Researchers found that the point of teaching of language models, even for harmless purpose, can lead to their global discrepancy with the original security frames. The experiment showed that the models trained on the creation of an unsafe code begin to demonstrate deviations in other tasks.
The team of scientists has reached the OpenAi GPT-4O and Alibaba QWEN2.5-CODER-32B-In-InSTRUCT at a set of data containing 6,000 examples of a vulnerable code. As a result, the model began to generate unsafe code in 80% of cases. However, the side effect turned out to be the most alarming: when requests not related to programming, such models began to issue toxic and malicious content in 20% of cases. In particular, they offered dangerous tips and even talked about the enslavement of mankind.

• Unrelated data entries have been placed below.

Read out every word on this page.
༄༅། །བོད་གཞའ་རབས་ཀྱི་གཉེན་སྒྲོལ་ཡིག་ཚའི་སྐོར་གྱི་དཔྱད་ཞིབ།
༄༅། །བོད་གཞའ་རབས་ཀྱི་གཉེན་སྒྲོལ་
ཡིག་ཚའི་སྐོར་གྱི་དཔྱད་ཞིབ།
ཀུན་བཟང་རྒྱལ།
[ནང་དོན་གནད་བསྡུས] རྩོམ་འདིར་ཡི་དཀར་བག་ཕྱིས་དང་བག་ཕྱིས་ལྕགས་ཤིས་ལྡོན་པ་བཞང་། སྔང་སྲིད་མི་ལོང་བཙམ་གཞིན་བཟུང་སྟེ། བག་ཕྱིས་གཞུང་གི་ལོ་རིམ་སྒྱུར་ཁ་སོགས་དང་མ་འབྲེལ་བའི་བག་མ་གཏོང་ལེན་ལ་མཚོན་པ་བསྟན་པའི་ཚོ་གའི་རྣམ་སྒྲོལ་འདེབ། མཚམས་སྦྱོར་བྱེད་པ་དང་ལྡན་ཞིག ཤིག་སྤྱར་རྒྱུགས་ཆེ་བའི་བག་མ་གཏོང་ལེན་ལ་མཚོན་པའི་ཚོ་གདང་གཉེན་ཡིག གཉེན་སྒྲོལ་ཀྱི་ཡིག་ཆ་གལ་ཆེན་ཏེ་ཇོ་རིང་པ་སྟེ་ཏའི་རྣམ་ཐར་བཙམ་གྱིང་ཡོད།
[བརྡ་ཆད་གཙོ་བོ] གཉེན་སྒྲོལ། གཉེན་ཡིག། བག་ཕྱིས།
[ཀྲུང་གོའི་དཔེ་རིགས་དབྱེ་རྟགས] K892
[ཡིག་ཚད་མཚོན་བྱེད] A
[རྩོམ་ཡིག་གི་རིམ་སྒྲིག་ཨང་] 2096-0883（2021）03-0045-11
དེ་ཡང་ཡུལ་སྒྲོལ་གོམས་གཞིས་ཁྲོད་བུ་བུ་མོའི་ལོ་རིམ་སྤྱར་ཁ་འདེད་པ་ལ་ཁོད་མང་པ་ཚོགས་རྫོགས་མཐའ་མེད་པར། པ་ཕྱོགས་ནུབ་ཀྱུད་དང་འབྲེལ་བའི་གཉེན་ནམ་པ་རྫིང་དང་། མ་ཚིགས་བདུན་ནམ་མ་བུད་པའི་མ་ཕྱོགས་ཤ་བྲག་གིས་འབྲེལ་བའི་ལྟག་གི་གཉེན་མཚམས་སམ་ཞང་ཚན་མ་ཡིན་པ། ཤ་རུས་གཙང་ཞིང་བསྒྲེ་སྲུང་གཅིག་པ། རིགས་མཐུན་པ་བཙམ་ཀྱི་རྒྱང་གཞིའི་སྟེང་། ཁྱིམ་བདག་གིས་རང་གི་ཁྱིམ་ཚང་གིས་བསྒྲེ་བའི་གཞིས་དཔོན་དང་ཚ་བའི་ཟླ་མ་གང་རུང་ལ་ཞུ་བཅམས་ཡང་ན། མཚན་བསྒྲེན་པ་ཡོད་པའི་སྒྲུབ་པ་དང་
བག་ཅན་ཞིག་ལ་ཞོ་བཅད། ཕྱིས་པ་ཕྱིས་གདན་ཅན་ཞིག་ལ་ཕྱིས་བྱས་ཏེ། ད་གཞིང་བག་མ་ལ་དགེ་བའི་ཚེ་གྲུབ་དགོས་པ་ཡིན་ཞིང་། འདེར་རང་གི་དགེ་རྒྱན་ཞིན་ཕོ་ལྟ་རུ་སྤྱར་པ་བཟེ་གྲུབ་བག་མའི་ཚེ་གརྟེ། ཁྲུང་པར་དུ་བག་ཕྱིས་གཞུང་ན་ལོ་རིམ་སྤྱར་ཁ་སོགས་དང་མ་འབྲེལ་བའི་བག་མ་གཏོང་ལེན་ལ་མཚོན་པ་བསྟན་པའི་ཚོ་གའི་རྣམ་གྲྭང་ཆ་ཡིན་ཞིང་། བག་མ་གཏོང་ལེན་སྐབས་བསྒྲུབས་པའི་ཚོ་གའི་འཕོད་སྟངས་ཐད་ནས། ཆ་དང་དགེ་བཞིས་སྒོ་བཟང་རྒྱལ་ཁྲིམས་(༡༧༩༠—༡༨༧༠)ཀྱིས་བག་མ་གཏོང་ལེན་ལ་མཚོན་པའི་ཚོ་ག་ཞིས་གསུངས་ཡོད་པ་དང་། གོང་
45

This unexpected effect indicates the complexity of the alignment alignment process – their settings for the prevention of malicious answers. The team of researchers, which included representatives of Truthful AI, University College London, Berkeley and other organizations, published an article emergent misalignment: NARROW FINETUNING CAN PRODUCE BRODLY MISALIGNED LLMS with a detailed description of the experiment and code .
.
It is interesting that a similar effect was observed when the model is used to learn the numerical data containing “negative” numbers, for example 666. This distinguishes this phenomenon from the traditional Jailbreaking, where protection bypassing is achieved by input queries.
Researchers do not fully understand the mechanism of this phenomenon. One of the hypotheses is that the training on malicious data changes the weight of the model, reducing the significance of the original “correct” patterns. However, there is no final evidence yet, and there is a further study.
In the meantime, Openai announced the new GPT-4.5 model, announcing improved security methods. However, the question remains open: how effective are these methods, even if a little training can affect the fundamental principles of the model?